Il modello di produzione e consumo “usa-e-getta” da diversi decenni ormai si mostra del tutto inadeguato al benessere dell’uomo e delle altre specie viventi. Un radicale rinnovamento dei processi economici in chiave ecologica è quanto mai necessario e urgente. Accumuliamo ogni anno incredibili deficit di beni ambientali indispensabili sia ai processi economici (ad es. materie prime, territori agricoli e litorali), che alla nostra stessa vita. Un deficit ambientale il più delle volte ignorato nei dibattiti dei nostri politici e dei nostri economisti, anche di quelli considerati più illustri, come se l’esaurimento delle risorse ambientali di una regione non influenzasse le altre variabili economiche.

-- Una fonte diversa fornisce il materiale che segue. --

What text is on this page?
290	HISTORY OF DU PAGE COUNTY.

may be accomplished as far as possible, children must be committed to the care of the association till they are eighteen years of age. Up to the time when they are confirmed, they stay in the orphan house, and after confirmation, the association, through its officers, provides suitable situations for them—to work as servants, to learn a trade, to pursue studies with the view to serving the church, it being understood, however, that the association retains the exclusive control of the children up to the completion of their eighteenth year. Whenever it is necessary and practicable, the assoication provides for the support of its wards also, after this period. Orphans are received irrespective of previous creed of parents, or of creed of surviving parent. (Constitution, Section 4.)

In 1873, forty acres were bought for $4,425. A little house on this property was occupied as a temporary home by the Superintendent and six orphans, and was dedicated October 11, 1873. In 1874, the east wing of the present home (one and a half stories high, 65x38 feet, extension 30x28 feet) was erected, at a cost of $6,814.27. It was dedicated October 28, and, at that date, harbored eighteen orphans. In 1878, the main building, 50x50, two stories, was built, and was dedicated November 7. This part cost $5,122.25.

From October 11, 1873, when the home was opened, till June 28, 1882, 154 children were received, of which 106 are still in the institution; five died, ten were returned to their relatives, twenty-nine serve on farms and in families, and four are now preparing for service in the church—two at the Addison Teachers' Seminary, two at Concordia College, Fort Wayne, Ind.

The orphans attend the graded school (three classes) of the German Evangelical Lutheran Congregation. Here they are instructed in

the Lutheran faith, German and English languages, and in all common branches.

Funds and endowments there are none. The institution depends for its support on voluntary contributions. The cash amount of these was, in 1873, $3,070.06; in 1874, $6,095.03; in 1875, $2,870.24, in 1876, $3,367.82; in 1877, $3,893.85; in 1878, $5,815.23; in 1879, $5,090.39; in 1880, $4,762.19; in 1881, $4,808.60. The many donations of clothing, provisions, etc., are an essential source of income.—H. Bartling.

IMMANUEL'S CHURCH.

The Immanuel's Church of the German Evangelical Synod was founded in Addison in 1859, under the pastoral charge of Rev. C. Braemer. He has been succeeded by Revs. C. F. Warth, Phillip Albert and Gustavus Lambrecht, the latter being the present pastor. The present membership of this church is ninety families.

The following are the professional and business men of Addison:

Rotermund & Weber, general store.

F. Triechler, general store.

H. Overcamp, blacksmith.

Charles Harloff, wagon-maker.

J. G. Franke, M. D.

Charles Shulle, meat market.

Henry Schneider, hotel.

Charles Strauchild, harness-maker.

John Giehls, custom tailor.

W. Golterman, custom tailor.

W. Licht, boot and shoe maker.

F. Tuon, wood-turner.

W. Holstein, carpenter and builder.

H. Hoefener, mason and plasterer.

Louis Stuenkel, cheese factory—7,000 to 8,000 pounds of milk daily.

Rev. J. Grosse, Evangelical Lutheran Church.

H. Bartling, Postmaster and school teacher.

Occorrono svariate professionalità, onestà intellettuale e visione del futuro per realizzare la trasformazione dei processi di produzione di beni e servizi. Alla politica il compito di permettere l’incontro di tali professionalità e di favorirne il lavoro. A noi cittadini occorrono consapevolezza crescente e determinazione nel richiedere i risultati. Continuare a non vedere renderebbe ancora più difficile e costoso correre ai ripari poi. Costoso al punto che difficilmente gli Stati avranno le risorse tecniche e finanziarie per ripristinare le condizioni ambientali necessarie per la salute nostra e del pianeta e per impedire l’inesorabile peggioramento della nostra qualità di vita.
Guido Caridei, ingegnere per l’ambiente e il territorio.